Anyway, I often pop my head into local pawn shops to see what they have.  On this day, which was the last day before the New Year holiday, I walked into one that I had been in many times before.  I looked at the Rolexes that they had on display, but all that was there were overpriced Datejusts and Presidents - asking prices that you would never pay online.  Just before I walked out I asked the girl behind the counter - more as an afterthought - if they had anything else.  She said that they had just gotten a Seadweller in, but that it was likely sold.

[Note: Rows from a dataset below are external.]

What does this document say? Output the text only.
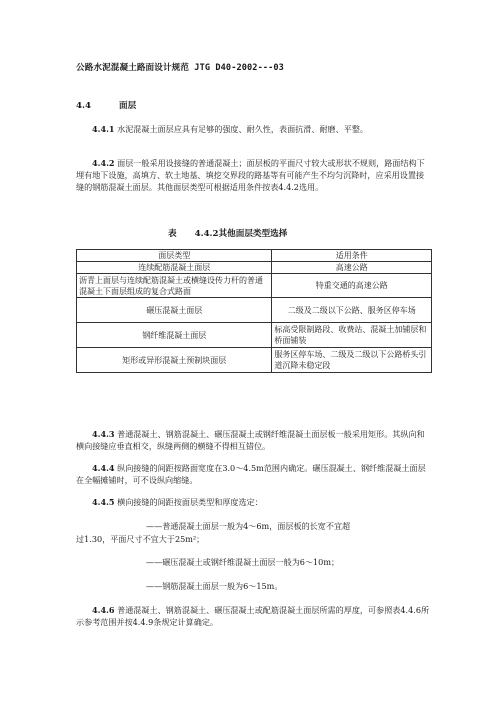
公路水泥混凝土路面设计规范 JTG D40-2002---03
4.4	面层
4.4.1 水泥混凝土面层应具有足够的强度、耐久性，表面抗滑、耐磨、平整。
4.4.2 面层一般采用设接缝的普通混凝土；面层板的平面尺寸较大或形状不规则，路面结构下埋有地下设施，高填方、软土地基、填挖交界段的路基等有可能产生不均匀沉降时，应采用设置接缝的钢筋混凝土面层。其他面层类型可根据适用条件按表4.4.2选用。
表 4.4.2其他面层类型选择
面层类型	适用条件
连续配筋混凝土面层	高速公路
沥青上面层与连续配筋混凝土或横缝设传力杆的普通混凝土下面层组成的复合式路面	特重交通的高速公路
碾压混凝土面层	二级及二级以下公路、服务区停车场
钢纤维混凝土面层	标高受限制路段、收费站、混凝土加铺层和桥面铺装
矩形或异形混凝土预制块面层	服务区停车场、二级及二级以下公路桥头引道沉降未稳定段
4.4.3 普通混凝土、钢筋混凝土、碾压混凝土或钢纤维混凝土面层板一般采用矩形。其纵向和横向接缝应垂直相交，纵缝两侧的横缝不得相互错位。
4.4.4 纵向接缝的间距按路面宽度在3.0～4.5m范围内确定。碾压混凝土、钢纤维混凝土面层在全幅摊铺时，可不设纵向缩缝。
4.4.5 横向接缝的间距按面层类型和厚度选定：
——普通混凝土面层一般为4～6m，面层板的长宽不宜超
过1.30，平面尺寸不宜大于25m²；
——碾压混凝土或钢纤维混凝土面层一般为6～10m；
——钢筋混凝土面层一般为6～15m。
4.4.6 普通混凝土、钢筋混凝土、碾压混凝土或配筋混凝土面层所需的厚度，可参照表4.4.6所示参考范围并按4.4.9条规定计算确定。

I was almost positive that it was going to be a fairly recent model that would also be overpriced, but I said that I'd like to see it.  She disappeared into the back and brought out this watch. Well, I'm not sure my poker face held up, but I like to think it did.  I asked her if it was indeed sold and she told me that the owner had a friend who had indicated that he probably wanted it.  It was not a done deal, however.  I asked what they needed to get for it and she told me they were asking $1800.  Now I'm kind of fandreaking out on the inside.  I'm still ok on the outside, though.

I asked her when she thought she would know for cetain whether it was sold.  She went into the back again and came out with the owner.  He told me that he was going to clean the watch up over the holiday and that I should check back after the holiday, which - if memory serves - was a Monday.  I didn't want to look over anxious, so I said ok and went on my way.

Man, was that a long weekend.  We had a great time, but that Double Red Seadweller sat staunchly in the back of my mind the entire time.  As I said, the game was great, but I was looking forward to Monday.

Monday morning I showed up a few minutes after opening and ran into the owner.  I told him that I was about to leave town and wanted to check back on the Seadweller before I left.  He picked up the phone and called his guy right there in front of me.  I heard his half of the conversation, which made it clear that he was waking his friend up.  Basically, there was a "fish or cut bait" speach because he had a customer there with cash in hand.  The friend hemmed and hawed and then relented.  The watch was mine if I wanted it!

I said that I would take it and asked what the best price he could offer would be.  I walked out of that pawn shop with this watch having paid less than $1700!